On a recent sunny afternoon, she went to the tent camp on the grassy hill overlooking downtown.
She said outreach workers know of around 150 such camps of varying sizes in and around Kansas City.
“When people experience chronic homelessness, they lose trust and faith in service centers being able to meet their needs,” she said. “After answering the same questions six, seven, eight times, they feel dehumanized and would just rather try and figure it out on their own.”
One of the people getting supplies that day was a man who goes by the name Carney, 40, a burly guy wearing a Notre Dame hoodie and a stack of beads including a small stone cross around his neck. McCool has known him for several years.

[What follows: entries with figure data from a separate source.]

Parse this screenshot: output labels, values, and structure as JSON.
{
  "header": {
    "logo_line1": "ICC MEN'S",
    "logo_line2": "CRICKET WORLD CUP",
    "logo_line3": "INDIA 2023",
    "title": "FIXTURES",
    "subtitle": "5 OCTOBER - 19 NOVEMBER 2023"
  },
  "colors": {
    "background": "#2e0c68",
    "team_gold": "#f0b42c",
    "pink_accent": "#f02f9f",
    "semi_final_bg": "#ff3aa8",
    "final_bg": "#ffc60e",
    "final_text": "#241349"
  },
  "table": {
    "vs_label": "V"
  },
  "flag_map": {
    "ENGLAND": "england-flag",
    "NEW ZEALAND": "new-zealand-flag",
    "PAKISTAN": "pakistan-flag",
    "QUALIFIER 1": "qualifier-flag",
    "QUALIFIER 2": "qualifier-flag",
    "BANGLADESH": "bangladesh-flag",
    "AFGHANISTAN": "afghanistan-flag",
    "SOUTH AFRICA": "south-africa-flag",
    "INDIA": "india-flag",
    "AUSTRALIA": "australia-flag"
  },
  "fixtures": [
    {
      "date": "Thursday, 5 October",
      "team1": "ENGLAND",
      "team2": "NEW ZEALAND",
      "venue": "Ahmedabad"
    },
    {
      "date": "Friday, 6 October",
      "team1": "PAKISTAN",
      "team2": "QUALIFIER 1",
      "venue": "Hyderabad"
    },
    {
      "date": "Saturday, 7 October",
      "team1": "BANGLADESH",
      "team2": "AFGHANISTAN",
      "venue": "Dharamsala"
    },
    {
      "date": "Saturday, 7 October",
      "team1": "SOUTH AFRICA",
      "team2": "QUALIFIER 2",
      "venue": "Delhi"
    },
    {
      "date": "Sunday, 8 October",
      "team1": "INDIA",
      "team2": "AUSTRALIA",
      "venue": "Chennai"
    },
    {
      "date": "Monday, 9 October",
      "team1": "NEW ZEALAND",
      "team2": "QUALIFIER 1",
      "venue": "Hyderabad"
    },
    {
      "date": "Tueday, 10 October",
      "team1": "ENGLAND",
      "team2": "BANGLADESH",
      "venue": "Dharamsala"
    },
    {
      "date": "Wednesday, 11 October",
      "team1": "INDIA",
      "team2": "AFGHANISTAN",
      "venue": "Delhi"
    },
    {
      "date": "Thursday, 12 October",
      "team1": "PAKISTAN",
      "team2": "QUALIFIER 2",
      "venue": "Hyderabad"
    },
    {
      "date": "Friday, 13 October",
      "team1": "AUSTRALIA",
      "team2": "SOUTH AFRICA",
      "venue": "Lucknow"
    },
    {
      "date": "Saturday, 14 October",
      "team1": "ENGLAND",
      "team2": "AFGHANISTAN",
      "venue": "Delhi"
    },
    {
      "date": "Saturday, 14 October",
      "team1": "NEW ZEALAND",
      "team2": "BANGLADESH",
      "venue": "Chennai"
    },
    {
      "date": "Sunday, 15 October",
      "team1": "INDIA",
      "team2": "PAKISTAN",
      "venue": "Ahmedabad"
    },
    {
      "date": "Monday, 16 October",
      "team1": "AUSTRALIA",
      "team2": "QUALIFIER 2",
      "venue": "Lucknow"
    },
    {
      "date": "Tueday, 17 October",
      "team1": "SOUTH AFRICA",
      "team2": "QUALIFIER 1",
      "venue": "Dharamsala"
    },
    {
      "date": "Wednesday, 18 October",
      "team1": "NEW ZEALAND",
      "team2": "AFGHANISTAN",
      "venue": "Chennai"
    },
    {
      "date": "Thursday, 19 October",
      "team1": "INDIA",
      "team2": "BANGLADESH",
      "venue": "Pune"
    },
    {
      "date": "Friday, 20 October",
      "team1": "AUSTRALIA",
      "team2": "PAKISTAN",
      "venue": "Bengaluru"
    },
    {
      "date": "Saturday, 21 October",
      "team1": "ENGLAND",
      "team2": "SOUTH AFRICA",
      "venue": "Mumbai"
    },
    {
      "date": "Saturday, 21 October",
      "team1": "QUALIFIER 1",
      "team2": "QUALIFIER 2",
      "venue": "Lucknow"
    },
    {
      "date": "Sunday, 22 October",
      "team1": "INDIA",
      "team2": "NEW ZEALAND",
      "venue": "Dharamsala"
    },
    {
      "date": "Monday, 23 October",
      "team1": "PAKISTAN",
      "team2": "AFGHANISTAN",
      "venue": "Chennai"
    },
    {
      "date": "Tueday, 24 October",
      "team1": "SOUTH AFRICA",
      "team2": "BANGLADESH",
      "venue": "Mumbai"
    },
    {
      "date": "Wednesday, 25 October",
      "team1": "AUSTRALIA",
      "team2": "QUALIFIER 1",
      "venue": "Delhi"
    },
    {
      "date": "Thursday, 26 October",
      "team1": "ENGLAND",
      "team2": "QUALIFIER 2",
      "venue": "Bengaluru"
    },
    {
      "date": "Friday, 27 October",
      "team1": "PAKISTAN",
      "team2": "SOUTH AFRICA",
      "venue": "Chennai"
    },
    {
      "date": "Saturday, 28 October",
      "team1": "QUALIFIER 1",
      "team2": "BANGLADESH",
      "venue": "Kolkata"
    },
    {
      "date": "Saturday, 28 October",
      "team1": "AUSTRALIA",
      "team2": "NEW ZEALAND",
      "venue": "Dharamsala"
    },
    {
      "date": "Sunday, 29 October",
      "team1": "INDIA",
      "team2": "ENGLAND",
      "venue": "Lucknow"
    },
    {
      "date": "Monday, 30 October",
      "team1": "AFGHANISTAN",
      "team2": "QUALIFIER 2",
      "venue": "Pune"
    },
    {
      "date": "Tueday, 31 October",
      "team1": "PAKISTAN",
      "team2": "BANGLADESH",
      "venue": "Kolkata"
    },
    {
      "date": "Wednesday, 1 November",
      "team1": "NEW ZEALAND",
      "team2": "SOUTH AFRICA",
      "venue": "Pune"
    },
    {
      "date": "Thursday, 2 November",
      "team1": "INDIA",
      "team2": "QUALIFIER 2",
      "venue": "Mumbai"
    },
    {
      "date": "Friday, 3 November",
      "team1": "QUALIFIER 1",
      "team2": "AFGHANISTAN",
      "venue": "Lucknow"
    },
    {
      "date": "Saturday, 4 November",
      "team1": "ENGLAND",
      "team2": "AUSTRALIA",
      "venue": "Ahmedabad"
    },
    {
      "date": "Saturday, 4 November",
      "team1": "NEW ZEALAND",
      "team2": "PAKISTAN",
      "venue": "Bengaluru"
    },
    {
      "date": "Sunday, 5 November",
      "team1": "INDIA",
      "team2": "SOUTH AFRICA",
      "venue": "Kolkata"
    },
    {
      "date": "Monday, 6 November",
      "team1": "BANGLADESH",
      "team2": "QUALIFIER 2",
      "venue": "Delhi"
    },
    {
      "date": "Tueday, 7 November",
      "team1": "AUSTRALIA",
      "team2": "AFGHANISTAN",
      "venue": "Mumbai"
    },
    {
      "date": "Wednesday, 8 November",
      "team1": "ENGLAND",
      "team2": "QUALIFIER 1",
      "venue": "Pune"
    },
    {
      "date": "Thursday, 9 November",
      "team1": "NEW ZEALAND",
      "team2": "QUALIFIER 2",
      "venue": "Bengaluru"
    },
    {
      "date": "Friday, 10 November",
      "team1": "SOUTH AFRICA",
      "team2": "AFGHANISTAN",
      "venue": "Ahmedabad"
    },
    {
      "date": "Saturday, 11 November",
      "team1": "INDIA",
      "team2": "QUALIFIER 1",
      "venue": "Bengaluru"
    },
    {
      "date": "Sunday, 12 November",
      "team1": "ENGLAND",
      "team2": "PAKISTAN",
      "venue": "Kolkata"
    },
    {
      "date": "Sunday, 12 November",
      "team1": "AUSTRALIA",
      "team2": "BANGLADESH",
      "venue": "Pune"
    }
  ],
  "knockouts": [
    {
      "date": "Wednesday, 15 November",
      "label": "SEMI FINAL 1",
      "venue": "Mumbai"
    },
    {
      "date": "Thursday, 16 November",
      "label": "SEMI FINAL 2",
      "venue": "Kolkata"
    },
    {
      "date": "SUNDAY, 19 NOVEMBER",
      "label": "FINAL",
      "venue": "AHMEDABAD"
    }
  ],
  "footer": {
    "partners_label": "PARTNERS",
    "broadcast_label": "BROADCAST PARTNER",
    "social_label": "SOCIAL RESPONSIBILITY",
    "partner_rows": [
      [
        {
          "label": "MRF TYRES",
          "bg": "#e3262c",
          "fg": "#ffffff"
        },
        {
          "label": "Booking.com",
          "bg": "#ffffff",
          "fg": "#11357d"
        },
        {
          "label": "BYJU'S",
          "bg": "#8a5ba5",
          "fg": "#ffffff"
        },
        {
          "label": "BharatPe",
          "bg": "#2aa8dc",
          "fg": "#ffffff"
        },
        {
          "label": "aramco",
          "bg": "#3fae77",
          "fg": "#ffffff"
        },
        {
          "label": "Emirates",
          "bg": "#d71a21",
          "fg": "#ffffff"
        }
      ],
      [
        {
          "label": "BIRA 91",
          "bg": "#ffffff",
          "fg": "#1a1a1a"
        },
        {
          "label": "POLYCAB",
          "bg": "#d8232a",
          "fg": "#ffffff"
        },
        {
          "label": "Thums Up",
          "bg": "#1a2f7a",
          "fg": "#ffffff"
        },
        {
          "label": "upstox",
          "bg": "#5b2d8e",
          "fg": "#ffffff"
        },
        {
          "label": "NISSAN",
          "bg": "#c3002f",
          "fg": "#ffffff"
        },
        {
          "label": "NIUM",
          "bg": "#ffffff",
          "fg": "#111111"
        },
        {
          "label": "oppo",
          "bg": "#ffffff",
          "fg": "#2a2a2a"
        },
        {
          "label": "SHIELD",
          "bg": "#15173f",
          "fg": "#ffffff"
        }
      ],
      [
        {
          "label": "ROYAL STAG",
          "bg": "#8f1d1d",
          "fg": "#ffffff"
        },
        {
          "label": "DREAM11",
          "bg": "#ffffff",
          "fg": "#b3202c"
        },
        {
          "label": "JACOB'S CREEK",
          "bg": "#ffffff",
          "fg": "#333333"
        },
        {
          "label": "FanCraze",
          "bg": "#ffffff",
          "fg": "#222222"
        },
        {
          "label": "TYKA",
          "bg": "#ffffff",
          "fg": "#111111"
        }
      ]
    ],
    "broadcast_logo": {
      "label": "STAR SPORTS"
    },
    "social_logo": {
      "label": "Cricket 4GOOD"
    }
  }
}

“I live in a ‘bando,’” Carney said, referring to an abandoned building, also sometimes referred to as a “vaco,” or vacant building.
“He has his street name for a reason,” McCool said. “Carney, like a Carnival. He moves around a lot.”
McCool estimated 30% of the metro area’s homeless people are transient, not because they like life on the streets but because they’re tired of always feeling dependent on others.
Carney needs certain foods because he has hypoglycemia, so he accepts a couple of tins of sweet rolls. McCool knows it’s not easy.
“Their pride is all they have,” she said. “There are a lot who are not going to want us to survey them. There are camps that are so well hidden … we may never find them.”